A finales del siglo XVIII, un juez de Bedford (Virginia, EE.UU.) se hizo famoso durante la guerra de la independencia por su peculiar método a la hora de impartir justicia: Charles Lynch creó un tribunal popular que ejecutaba, sin proceso ni contemplaciones, a los soldados del ejército británico que se cruzaban en su camino y a cualquier sospechoso de colaborar con ellos. Los detenidos eran llevados por la multitud a un árbol donde se les colgaba sumariamente. A pesar de las quejas por la total falta de garantías procesales de la llamada Ley de Lynch, la Corte Suprema norteamericana avaló este procedimiento, digno heredero de la Ley del Talión, y que años más tarde reinaría en el salvaje Oeste y en los métodos del Ku Klux Klan. Gracias a esta práctica, nuestro diccionario incluyó un nuevo término a partir de su apellido: el linchamiento: Acción de ejecutar sin proceso y tumultuariamente a un sospechoso o a un reo. Lo más curioso es que todo esto sucedió al mismo tiempo que Virginia redactaba su declaración de derechos en 1776, trece años antes de que los revolucionarios franceses escribieran su Declaración de Derechos del Hombre. Una de estas terribles ejecuciones sumarias fue el linchamiento de Joseph Smith, fundador del movimiento mormón, el 27 de junio de 1884, en Cartaghe (Illinois, EE.UU.).
Jan de Baen (ca. 1672) Los cadáveres de los hermanos De Witt |
Un siglo más tarde, en el condado irlandés de Mayo, al oeste de la isla, un capitán llamado Charles Cunningham Boycott administraba las tierras de Lord Earne con auténtica mano de hierro. En 1879, cuando se vivía en todo el país una época de gran hambruna, la asociación irlandesa de la tierra le pidió que ayudara a los campesinos rebajándoles el alquiler de los arrendamientos, pero el capitán se negó. Para lograr que cambiara de opinión, la asociación consiguió que ningún campesino trabajara sus tierras, que el cartero no le llevara la correspondencia, que nadie le comprara su ganado y que ninguna tienda le vendiera nada.

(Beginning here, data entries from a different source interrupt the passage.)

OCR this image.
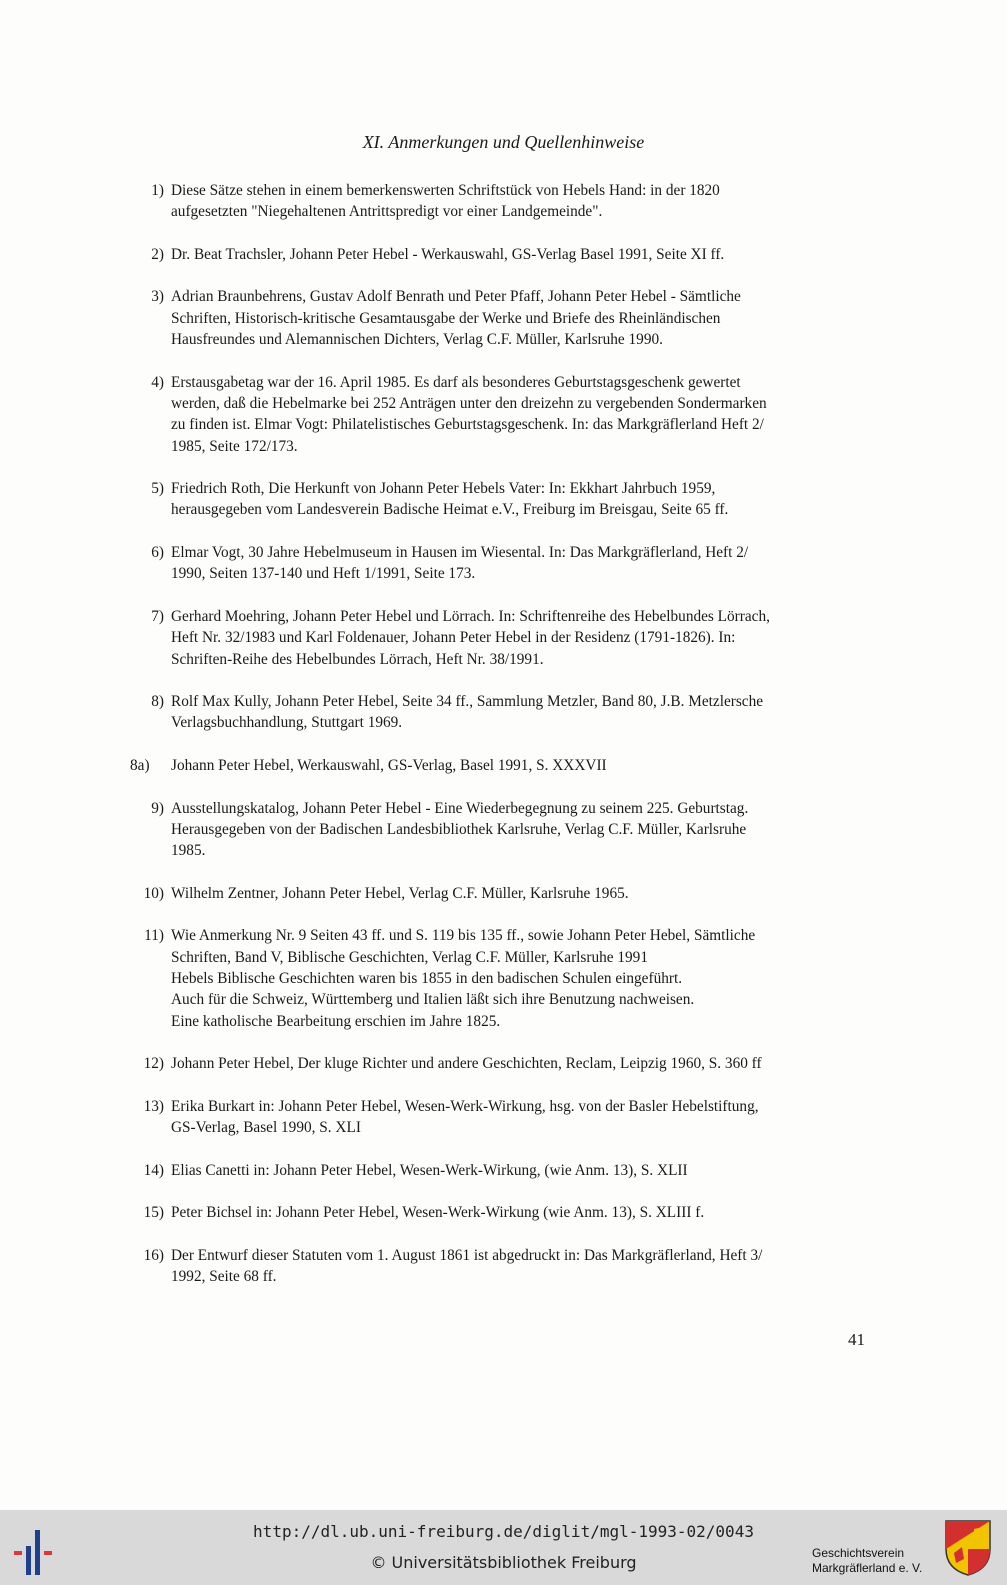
XI. Anmerkungen und Quellenhinweise
1) Diese Sätze stehen in einem bemerkenswerten Schriftstück von Hebels Hand: in der 1820
aufgesetzten "Niegehaltenen Antrittspredigt vor einer Landgemeinde".
2) Dr. Beat Trachsler, Johann Peter Hebel - Werkauswahl, GS-Verlag Basel 1991, Seite XI ff.
3) Adrian Braunbehrens, Gustav Adolf Benrath und Peter Pfaff, Johann Peter Hebel - Sämtliche
Schriften, Historisch-kritische Gesamtausgabe der Werke und Briefe des Rheinländischen
Hausfreundes und Alemannischen Dichters, Verlag C.F. Müller, Karlsruhe 1990.
4) Erstausgabetag war der 16. April 1985. Es darf als besonderes Geburtstagsgeschenk gewertet
werden, daß die Hebelmarke bei 252 Anträgen unter den dreizehn zu vergebenden Sondermarken
zu finden ist. Elmar Vogt: Philatelistisches Geburtstagsgeschenk. In: das Markgräflerland Heft 2/
1985, Seite 172/173.
5) Friedrich Roth, Die Herkunft von Johann Peter Hebels Vater: In: Ekkhart Jahrbuch 1959,
herausgegeben vom Landesverein Badische Heimat e.V., Freiburg im Breisgau, Seite 65 ff.
6) Elmar Vogt, 30 Jahre Hebelmuseum in Hausen im Wiesental. In: Das Markgräflerland, Heft 2/
1990, Seiten 137-140 und Heft 1/1991, Seite 173.
7) Gerhard Moehring, Johann Peter Hebel und Lörrach. In: Schriftenreihe des Hebelbundes Lörrach,
Heft Nr. 32/1983 und Karl Foldenauer, Johann Peter Hebel in der Residenz (1791-1826). In:
Schriften-Reihe des Hebelbundes Lörrach, Heft Nr. 38/1991.
8) Rolf Max Kully, Johann Peter Hebel, Seite 34 ff., Sammlung Metzler, Band 80, J.B. Metzlersche
Verlagsbuchhandlung, Stuttgart 1969.
8a)	Johann Peter Hebel, Werkauswahl, GS-Verlag, Basel 1991, S. XXXVII
9) Ausstellungskatalog, Johann Peter Hebel - Eine Wiederbegegnung zu seinem 225. Geburtstag.
Herausgegeben von der Badischen Landesbibliothek Karlsruhe, Verlag C.F. Müller, Karlsruhe
1985.
10) Wilhelm Zentner, Johann Peter Hebel, Verlag C.F. Müller, Karlsruhe 1965.
11) Wie Anmerkung Nr. 9 Seiten 43 ff. und S. 119 bis 135 ff., sowie Johann Peter Hebel, Sämtliche
Schriften, Band V, Biblische Geschichten, Verlag C.F. Müller, Karlsruhe 1991
Hebels Biblische Geschichten waren bis 1855 in den badischen Schulen eingeführt.
Auch für die Schweiz, Württemberg und Italien läßt sich ihre Benutzung nachweisen.
Eine katholische Bearbeitung erschien im Jahre 1825.
12) Johann Peter Hebel, Der kluge Richter und andere Geschichten, Reclam, Leipzig 1960, S. 360 ff
13) Erika Burkart in: Johann Peter Hebel, Wesen-Werk-Wirkung, hsg. von der Basler Hebelstiftung,
GS-Verlag, Basel 1990, S. XLI
14) Elias Canetti in: Johann Peter Hebel, Wesen-Werk-Wirkung, (wie Anm. 13), S. XLII
15) Peter Bichsel in: Johann Peter Hebel, Wesen-Werk-Wirkung (wie Anm. 13), S. XLIII f.
16) Der Entwurf dieser Statuten vom 1. August 1861 ist abgedruckt in: Das Markgräflerland, Heft 3/
1992, Seite 68 ff.
41
http://dl.ub.uni-freiburg.de/diglit/mgl-1993-02/0043
© Universitätsbibliothek Freiburg	Geschichtsverein
Markgräflerland e. V.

El militar acabó yéndose de Irlanda y la prensa bautizó aquel comportamiento con su apellido: boicot. Desde entonces, muchos activistas de los Derechos Humanos han recurrido a esta práctica para lograr sus objetivos: casos tan famosos –como los de Gandhi, que boicoteó el consumo de productos ingleses en la India, o Martín Luther King, que utilizó esta táctica contra la empresa de autobuses de Montgomery (Alabama) que segregaba a negros y blanco– y supuestos menos conocidos pero igual de efectivos, como el que sufrieron las bodegas francesas cuando el Gobierno de París reanudó las pruebas nucleares en la Polinesia o las empresas norteamericanas que, sin importarles el régimen del apartheid, mantenían fuertes inversiones en Sudáfrica. El boicot se reveló en el siglo XX como un arma de presión muy útil.
Según nuestra Academia de la Lengua, a estos términos que proceden de un apellido y terminan convirtiéndose en sustantivos se les denomina epónimos y tienen un origen tan antiguo que incluso en Roma ya se daba el nombre de catón a los libros de estudio, en honor al escritor y político del mismo nombre.